Metadata produced: filename, extension, page_count, title, author.


Metadata Functions

generate_doc_id(content, source_path=None)

Generate a deterministic 16-character hex document ID from SHA-256.

Parameter Type Default Description
content str required Full document text
source_path str \| None None File path used as uniqueness salt

Returns: str -- 16-character hex string.

generate_chunk_id(doc_id, chunk_index)

Generate a chunk ID in the format "{doc_id}-chunk-{chunk_index}".

Parameter Type Default Description
doc_id str required Parent document ID
chunk_index int required Zero-based chunk index

Returns: str

extract_chunk_metadata(chunk_text, chunk_index, total_chunks, doc_id, doc_metadata=None)

Build standard metadata for a single chunk.

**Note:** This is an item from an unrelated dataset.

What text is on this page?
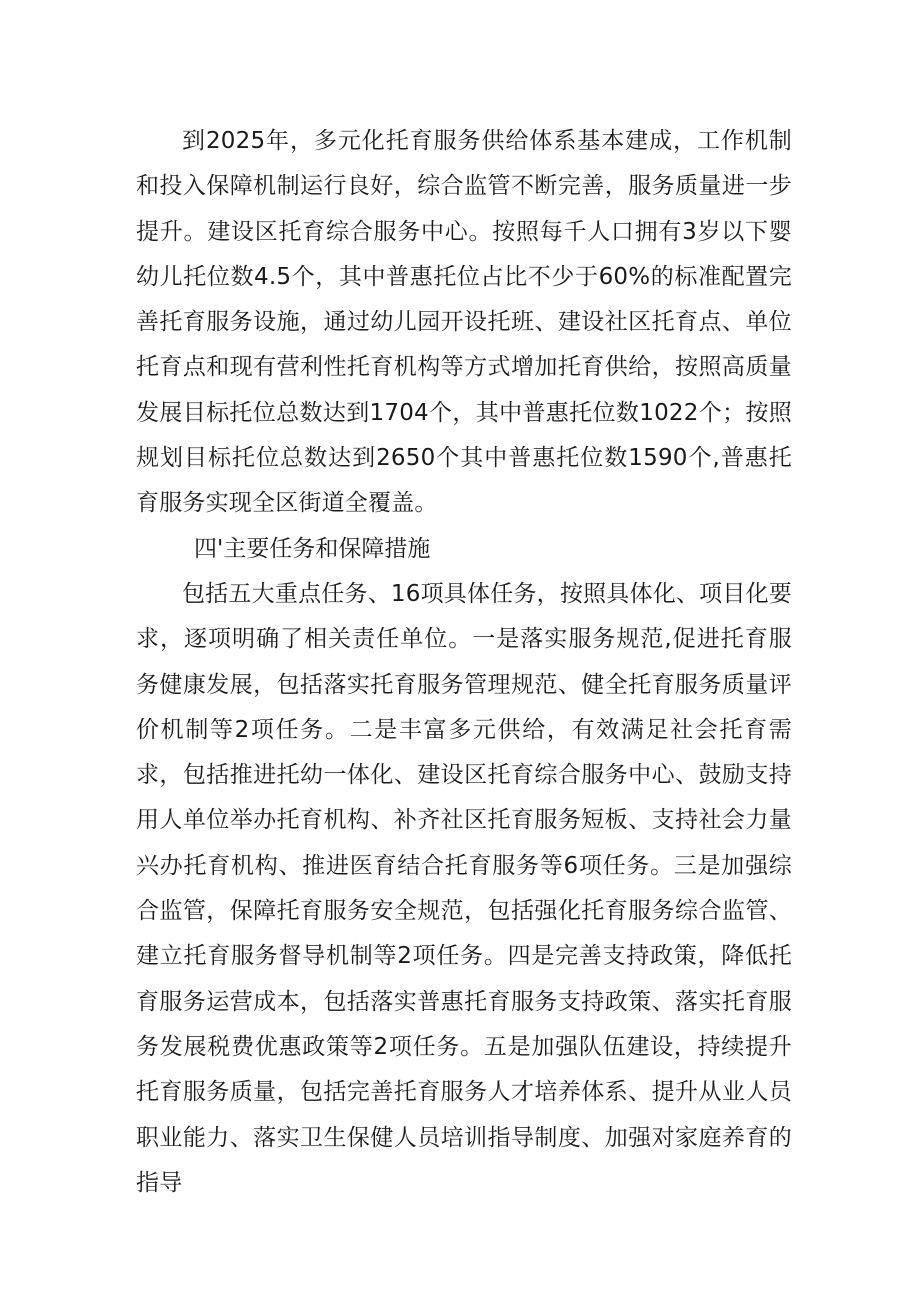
到2025年，多元化托育服务供给体系基本建成，工作机制和投入保障机制运行良好，综合监管不断完善，服务质量进一步提升。建设区托育综合服务中心。按照每千人口拥有3岁以下婴幼儿托位数4.5个，其中普惠托位占比不少于60%的标准配置完善托育服务设施，通过幼儿园开设托班、建设社区托育点、单位托育点和现有营利性托育机构等方式增加托育供给，按照高质量发展目标托位总数达到1704个，其中普惠托位数1022个；按照规划目标托位总数达到2650个其中普惠托位数1590个,普惠托育服务实现全区街道全覆盖。

四'主要任务和保障措施

包括五大重点任务、16项具体任务，按照具体化、项目化要求，逐项明确了相关责任单位。一是落实服务规范,促进托育服务健康发展，包括落实托育服务管理规范、健全托育服务质量评价机制等2项任务。二是丰富多元供给，有效满足社会托育需求，包括推进托幼一体化、建设区托育综合服务中心、鼓励支持用人单位举办托育机构、补齐社区托育服务短板、支持社会力量兴办托育机构、推进医育结合托育服务等6项任务。三是加强综合监管，保障托育服务安全规范，包括强化托育服务综合监管、建立托育服务督导机制等2项任务。四是完善支持政策，降低托育服务运营成本，包括落实普惠托育服务支持政策、落实托育服务发展税费优惠政策等2项任务。五是加强队伍建设，持续提升托育服务质量，包括完善托育服务人才培养体系、提升从业人员职业能力、落实卫生保健人员培训指导制度、加强对家庭养育的指导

Parameter Type Default Description
chunk_text str required Chunk text content
chunk_index int required Zero-based chunk position
total_chunks int required Total chunks in document
doc_id str required Parent document ID
doc_metadata dict[str, Any] \| None None Document-level metadata

Returns: dict[str, Any] with keys: parent_doc_id, chunk_index, total_chunks, word_count, char_count, plus propagated doc metadata (prefixed with doc_).


MetadataEnricher

Chain of user-provided metadata enrichment functions.

class MetadataEnricher(
    enrichers: list[Callable[[str, int, int, dict[str, Any]], dict[str, Any]]] | None = None,
)
Parameter Type Default Description
enrichers list[Callable] \| None None Initial list of enricher functions

Each enricher callable has signature: (text: str, chunk_index: int, total_chunks: int, metadata: dict) -> dict

Methods

add(fn)

Register an additional enricher function.

enrich(text, chunk_index, total_chunks, metadata)

Run all enrichers in order, threading metadata through. Returns the enriched metadata dict.


ParentExpander

Post-processor that expands child chunks back to parent text, deduplicating by parent_id.

class ParentExpander(
    keep_child: bool = False,
)
Parameter Type Default Description
keep_child bool False Keep original child content in original_child_content metadata

Methods

process(items, query=None)

Expand child chunks to parent text. Items with is_child_chunk in metadata have their content replaced with parent_text. Multiple children from the same parent are deduplicated (first occurrence wins).

Parameter Type Default Description
items list[ContextItem] required Items to post-process
query QueryBundle \| None None Original query (unused)

Returns: list[ContextItem]